China, US Play The Blame Game In Climate Stand-off
The final day of climate change talks found the United States and China blaming each other for blocking progress ahead of a major summit on global warming coming next month.
The two largest greenhouse gas polluters wrangled throughout the six-day UN talks in China last week, bringing on anger from environmentalists who said countries were worried more about self-interest than about the fate of the planet.
US climate representative Jonathan Pershing warned progress at the UN’s annual climate summit in Cancun, Mexico, was in danger because of China’s refusal to commit to eliminating greenhouse gases.
Delegates from more than 170 countries joined the latest of UN’s long-running negotiations aimed at securing a binding global treaty on climate change. A new global treaty would replace the Kyoto Protocol, which expires at the end of 2012 and aims to keep global warming below the threshold that scientists warn will cause catastrophic damage to the world’s climate.

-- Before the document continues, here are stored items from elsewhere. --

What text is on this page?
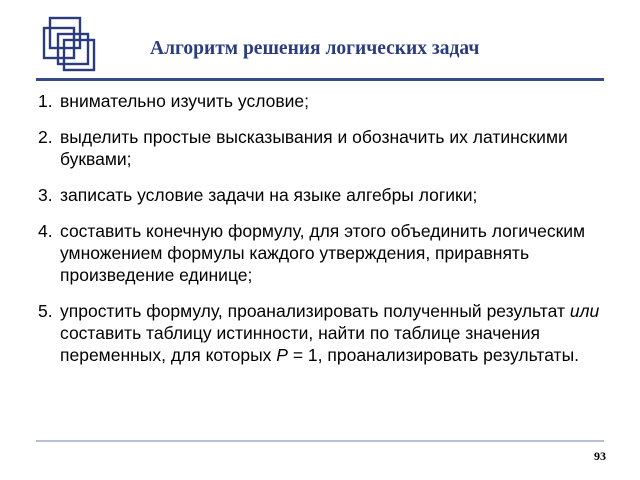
Алгоритм решения логических задач
1. внимательно изучить условие;
2. выделить простые высказывания и обозначить их латинскими буквами;
3. записать условие задачи на языке алгебры логики;
4. составить конечную формулу, для этого объединить логическим умножением формулы каждого утверждения, приравнять произведение единице;
5. упростить формулу, проанализировать полученный результат или составить таблицу истинности, найти по таблице значения переменных, для которых P = 1, проанализировать результаты.
93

Government leaders failed to reach an agreement last year in Copenhagen as nations battled over who should carry more of the burden in reducing greenhouse gases.
The biggest problem was China’s refusal, along with other developing nations, to commit through the UN process to cut their emissions, and to have those efforts monitored and verified.
China insisted all week that the United States and other rich nations should do much more to curb emissions, highlighting their historic responsibility for the problem. Su Wei, China’s chief climate negotiator, said the US was throwing up smokescreens to hide its own inaction.
“It’s not fair to criticize if you are not doing anything,” he was quoted as saying by the AFP news agency.
The UN’s climate chief, Christiana Figueres, said the falling-out has not derailed the Tianjin talks and that important progress had been made on specific issues. “I would dare say that this week has got us closer to a structured set of decisions that can be agreed in Cancun,” she said.
Figueres said she was confident a plan by wealthy nations to give developing nations 30 billion dollars to help them cope with climate change would be finalized in Cancun, helping to build trust between the two sides.
“I have said and I will continue to say that fast-track finance is the golden key to Cancun. I am confident that the golden key will be dutifully unlocked,” she told AFP.